How to Verify Webhook Signatures

Overview

Webhook signature verification is a security mechanism that proves a webhook request was sent by JsonHook (and not by an attacker who knows your endpoint URL). Without it, anyone who discovers your webhook URL can POST arbitrary payloads that your handler will process as legitimate email deliveries.

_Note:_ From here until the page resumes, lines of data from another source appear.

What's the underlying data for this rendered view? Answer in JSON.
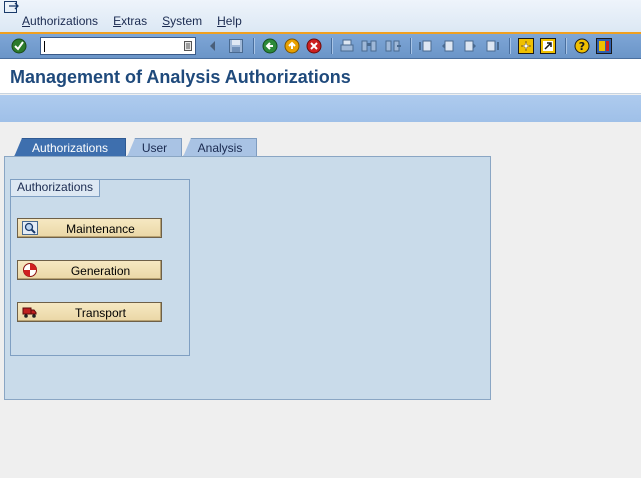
{
  "menu": {
    "items": [
      "Authorizations",
      "Extras",
      "System",
      "Help"
    ]
  },
  "toolbar": {
    "command_field_value": "",
    "icons": [
      "enter-icon",
      "save-icon",
      "back-icon",
      "exit-icon",
      "cancel-icon",
      "print-icon",
      "find-icon",
      "find-next-icon",
      "first-page-icon",
      "previous-page-icon",
      "next-page-icon",
      "last-page-icon",
      "create-session-icon",
      "shortcut-icon",
      "help-icon",
      "layout-menu-icon"
    ]
  },
  "title": "Management of Analysis Authorizations",
  "tabs": [
    {
      "label": "Authorizations",
      "active": true
    },
    {
      "label": "User",
      "active": false
    },
    {
      "label": "Analysis",
      "active": false
    }
  ],
  "group": {
    "title": "Authorizations",
    "buttons": [
      {
        "label": "Maintenance",
        "icon": "magnifier-icon"
      },
      {
        "label": "Generation",
        "icon": "generate-icon"
      },
      {
        "label": "Transport",
        "icon": "truck-icon"
      }
    ]
  },
  "colors": {
    "toolbar": "#7ea6d6",
    "title_text": "#1f4a7c",
    "tab_active": "#3e6fae",
    "panel": "#c9dbea",
    "button": "#f0e0b5",
    "menu_underline": "#f0a020"
  }
}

JsonHook uses HMAC-SHA256 signatures. When an inbound address is created, a shared secret is generated and returned in the API response. JsonHook uses this secret to compute an HMAC-SHA256 digest of the raw request body for every delivery, and includes it in the X-JsonHook-Signature request header.

Your webhook handler must:

1. Read the raw request body before any parsing
2. Compute HMAC-SHA256(secret, rawBody)
3. Compare the result to the X-JsonHook-Signature header value
4. Reject (return 401) if they do not match
5. Only then parse and process the payload

Prerequisites

To implement signature verification you need:

• Your webhook secret — returned when you created the inbound address via POST /v1/addresses. Store it as an environment variable (JSONHOOK_SECRET).
• A web framework that provides access to the raw (unparsed) request body bytes — this is critical. If a JSON middleware has already parsed the body, you cannot reconstruct the exact bytes that were signed.
• A standard HMAC-SHA256 implementation — available in the standard library of every major programming language.

If you have lost your webhook secret, you can rotate it via POST /v1/addresses/{id}/rotate-secret. The new secret takes effect immediately, so update your environment variable promptly.

Step-by-Step Instructions

Implement signature verification in 4 steps:

1. Configure raw body access. Make sure your framework gives you the raw request body bytes before any parsing middleware runs. In Express, add a raw body parser for the webhook route. In Django, use request.body. In Flask, use request.data.
2. Read the signature header:

   const signature = req.headers["x-jsonhook-signature"];

   If the header is absent, reject the request immediately.
3. Compute the expected signature:

   const expected = crypto
     .createHmac("sha256", process.env.JSONHOOK_SECRET)
     .update(rawBody)
     .digest("hex");

4. Compare using a timing-safe function:

   if (!crypto.timingSafeEqual(
     Buffer.from(signature),
     Buffer.from(expected)
   )) {
     return res.status(401).send("Invalid signature");
   }

   Use a timing-safe comparison to prevent timing oracle attacks. Standard string equality (===) leaks timing information.

Code Example

Multi-language signature verification examples:

Node.js:

import crypto from "crypto";
function verifySignature(rawBody: Buffer, secret: string, sig: string): boolean {
  const expected = crypto.createHmac("sha256", secret).update(rawBody).digest("hex");
  return crypto.timingSafeEqual(Buffer.from(sig), Buffer.from(expected));
}

Python:

import hmac, hashlib
def verify_signature(raw_body: bytes, secret: str, sig: str) -> bool:
    expected = hmac.new(secret.encode(), raw_body, hashlib.sha256).hexdigest()
    return hmac.compare_digest(sig, expected)

Go:

import ("crypto/hmac"; "crypto/sha256"; "encoding/hex")
func verifySignature(rawBody []byte, secret, sig string) bool {
    mac := hmac.New(sha256.New, []byte(secret))
    mac.Write(rawBody)
    expected := hex.EncodeToString(mac.Sum(nil))
    return hmac.Equal([]byte(sig), []byte(expected))
}

Ruby:

require "openssl"
def verify_signature(raw_body, secret, sig)
  expected = OpenSSL::HMAC.hexdigest("SHA256", secret, raw_body)
  ActiveSupport::SecurityUtils.secure_compare(sig, expected)
end

Common Pitfalls

Signature verification frequently fails due to these mistakes:

• Body already parsed by middleware. If express.json() or equivalent runs before your handler, the raw bytes are gone and your HMAC will not match. Configure a dedicated raw body parser for the webhook route only.
• Comparing with standard string equality. Use timingSafeEqual (Node.js), hmac.compare_digest (Python), hmac.Equal (Go), or secure_compare (Ruby). Regular equality is vulnerable to timing attacks.
• Encoding mismatch. Both the received signature and your computed signature must be hex-encoded strings before comparison. Do not mix hex and base64.
• Extra whitespace or newlines added to the body. Middleware that reformats or pretty-prints the JSON body will break the HMAC. Always verify against the exact bytes received over the wire.
• Wrong secret. Ensure you are using the secret from the specific address the delivery was sent to. If you have multiple addresses, each has its own secret.